Several studies have demonstrated that serious intestinal parasitic infections may persist for many years after arrival in Australia. A 2002 study of Laotian refugees who had arrived in Australia during 1974–91 showed that strongyloides serology was positive in 24% and 3 carried Opisthorchis, compared to respective prevalences of 19.2% and 41%, on initial screening by faecal microscopy4. As liver flukes survive for approximately 7–10 years, the three cases of Opisthorchis identified may well represent reinfection on subsequent visits to Laos.
In a second study of East African refugees, who arrived in Australia in the late 90s, screening for strongyloides and schistosoma serology was positive in 11% and 15%, respectively, of patients some 16 years later in 20063. In a further aspect of the same study, 42% of 234 Cambodians who had arrived in the late 80s still tested positive for strongyloides serology3. This compared with 7.8% of Cambodians who were found to be positive for strongyloides by microscopy at initial health screening4.

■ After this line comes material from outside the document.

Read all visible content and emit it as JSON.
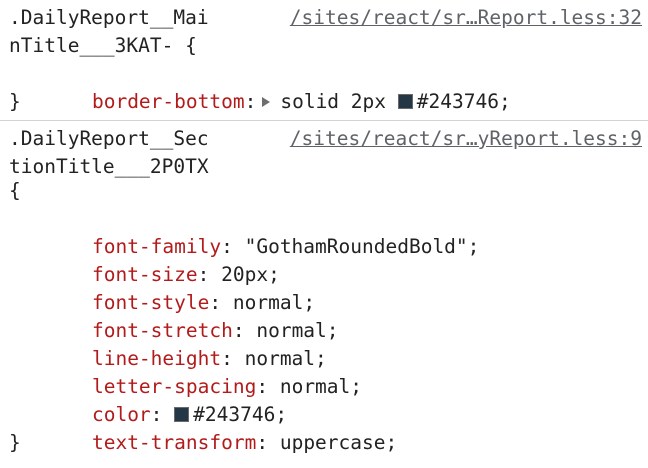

Community Health Centres and GP services in suburbs with high rates of migrant and refugee settlement are now responsible for much of the post-arrival refugee health screening, with support from specialist Refugee Health Services. Guidelines for post-arrival assessment for people of refugee-like background were published by the Australian Society for Infectious Diseases in 2009 and are currently being revised19. If possible, a full health assessment of new arrivals is ideally conducted within one month of arrival in Australia, including serology for Strongyloides for all, and Schistosoma in those who have lived or travelled through an endemic area. For many of the clinics in suburbs with high migrant populations, the special pathology requirements are met by private pathology providers.
Intestinal helminth infections in refugees are common and should remain a high priority for health workers. These populations often have specific needs that should be considered in diagnosis and management of these infections. Burden of disease is likely to reflect the country of origin, journey of migration to Australia, pre-departure treatment and place of detention. Other socio-economic and cultural factors are also likely to play a significant role in exposure risk. Helminth infections may be chronic and persist in humans for more than four decades resulting in serious morbidity and mortality and highlighting the need for early diagnosis.
We thank Ms Christalla Hajisava for technical assistance.
Dr Sarah Hanieh is a paediatric infectious diseases physician and NHMRC Early Career Research Fellow in the Immigrant and International Health Group, at the Peter Doherty Institute for Infection and Immunity, The University of Melbourne. She has interests in child nutrition, infectious diseases and refugee health. Her current research aims to understand the nutritional and infectious causes of impaired child growth and development in resource poor settings.
Norbert Ryan is a Senior Scientist in the Bacteriology Laboratory at Victorian Infectious Diseases Reference Laboratory, Doherty Institute, Melbourne. Areas of interest include parasitology, diagnosis of Legionnaires’ disease and sexually transmitted infections. The use of staining methods for diagnosis of protozoal infections including microsporidia has been a specialty field. He was involved in processing of specimens during the systematic health screening of refugee and family reunion migrant groups conducted by the Victorian Department of health during the late 80s-early 90s.
Professor Beverley-Ann Biggs heads the International and Immigrant Health Group in the Department of Medicine, The University of Melbourne and is an Infectious Diseases Physician in the Victorian Infectious Diseases Service at the Royal Melbourne Hospital. She has a special interest in parasitic and other infectious diseases in refugees and immigrants living in Australia, and has published extensively in this area.